Mr. Aditya Makharia, Institutional Research Analyst, HDFC Securities and Mr. Mansi Lall, Institutional Research Analyst, HDFC Securities
After the initial outperformance by the auto stocks, the sector returns are converging with those of the broader market due to moderating domestic growth trends across 2Ws and commodity-based inflation. OEMs expect an impact of ~300bps due to the rising base metal prices, which will limit the extent of margin expansion from improving leverage (as demand normalises over FY22-23E). Amidst this backdrop, we prefer stocks that have a diversified revenue model such as Tata Motors, Bharat Forge, and Bajaj Auto. We also have a BUY rating on Maruti Suzuki due to the sustained demand for PVs, given the shift towards personal mobility.
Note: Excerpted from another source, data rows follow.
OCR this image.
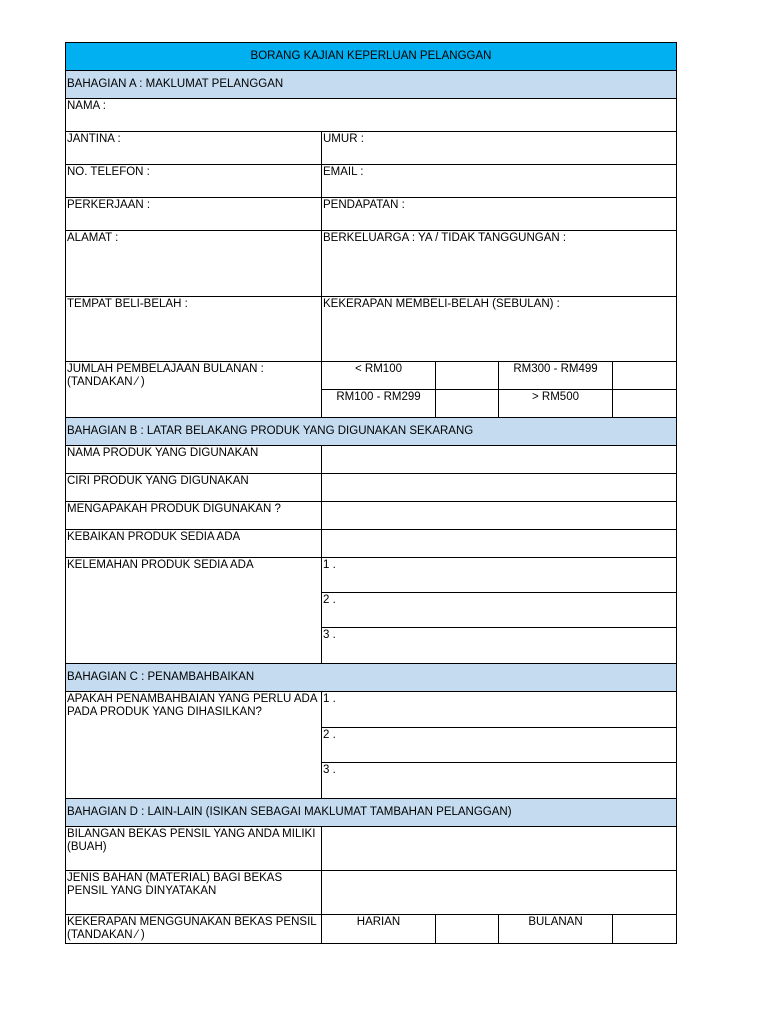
BORANG KAJIAN KEPERLUAN PELANGGAN				
BAHAGIAN A : MAKLUMAT PELANGGAN				
NAMA :				
JANTINA :	UMUR :			
NO. TELEFON :	EMAIL :			
PERKERJAAN :	PENDAPATAN :			
ALAMAT :	BERKELUARGA : YA / TIDAK TANGGUNGAN :			
TEMPAT BELI-BELAH :	KEKERAPAN MEMBELI-BELAH (SEBULAN) :			
JUMLAH PEMBELAJAAN BULANAN : (TANDAKAN ⁄ )	< RM100		RM300 - RM499	
	RM100 - RM299		> RM500	
BAHAGIAN B : LATAR BELAKANG PRODUK YANG DIGUNAKAN SEKARANG				
NAMA PRODUK YANG DIGUNAKAN				
CIRI PRODUK YANG DIGUNAKAN				
MENGAPAKAH PRODUK DIGUNAKAN ?				
KEBAIKAN PRODUK SEDIA ADA				
KELEMAHAN PRODUK SEDIA ADA	1 .			
	2 .			
	3 .			
BAHAGIAN C : PENAMBAHBAIKAN				
APAKAH PENAMBAHBAIAN YANG PERLU ADA PADA PRODUK YANG DIHASILKAN?	1 .			
	2 .			
	3 .			
BAHAGIAN D : LAIN-LAIN (ISIKAN SEBAGAI MAKLUMAT TAMBAHAN PELANGGAN)				
BILANGAN BEKAS PENSIL YANG ANDA MILIKI (BUAH)				
JENIS BAHAN (MATERIAL) BAGI BEKAS PENSIL YANG DINYATAKAN				
KEKERAPAN MENGGUNAKAN BEKAS PENSIL (TANDAKAN ⁄ )	HARIAN		BULANAN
Commodity inflation to impact 4QFY21 profitability: The commodity prices over the past six months are up sharply - aluminum (+26%), copper (+32%), crude (+55%), steel (+55%). In our discussion with Bajaj Auto, the company highlighted that the impact on margins will be 300-400bps. Most OEMs are highlighting similar views, with margin impact varying between 200-400bps due to the above. While OEMs will benefit from improved operating leverage as volumes normalise over FY22-23E, the extent of margin improvement will be contained due to the above.
Demand revival - differing trends are emerging: Sales recovery trends have been mixed in 4Q, with PV and tractor demand remaining resilient while 2W sales have been tepid, particularly at the entry level (refer to our note: Divergent Trends in PVs and 2Ws). We believe the recovery in autos is a 'K' shaped one, where the COVID impact (closure of education institutes and dine-ins, weak SME activity, etc.) is affecting the lower end consumer segment. CV sales are recovering, though the expected benefit from the scrappage scheme will now be spread over FY22-24.
Sector returns are converging with the broader market: The NIFTY Auto index returns in 4Q (+7% QoQ) has performed largely in line with the broader index (+5% QoQ) as commodity cost inflation and moderating growth trends across 2Ws have tempered stock price returns, after strong outperformance in 1HFY21. We believe that returns will be stock specific, going ahead, as the recovery is getting factored in (valuations are elevated) and growth rates are now diverging across segments. After several quarters, we have lowered estimates for FY22/23E due to the above factors.
Key recommendations: We are positive on Bajaj Auto, Tata Motors, and Maruti amongst the OEMs. We have recently downgraded Hero to an ADD due to the moderating growth outlook. Amongst auto ancillaries, we have initiated on Bharat Forge with a BUY rating due to an improving outlook for global CVs as well as diversification initiatives (particularly in the defence segment). We continue to prefer Subros amongst domestic auto ancillaries due to its dominant presence in the car AC segment as well as expansion in the home and railway AC segment.
Logistic companies: The rail-based logistic companies expect the benefits from the DFC to reflect from 2HFY22 as the 650km stretch from Rewari (Haryana) to Palanpur (Gujarat) will be commissioned by Apr-May. We reiterate our preference for Gateway Distriparks (BUY) as CONCOR (ADD) will have to contend with higher LLF charges levied by the Indian railways.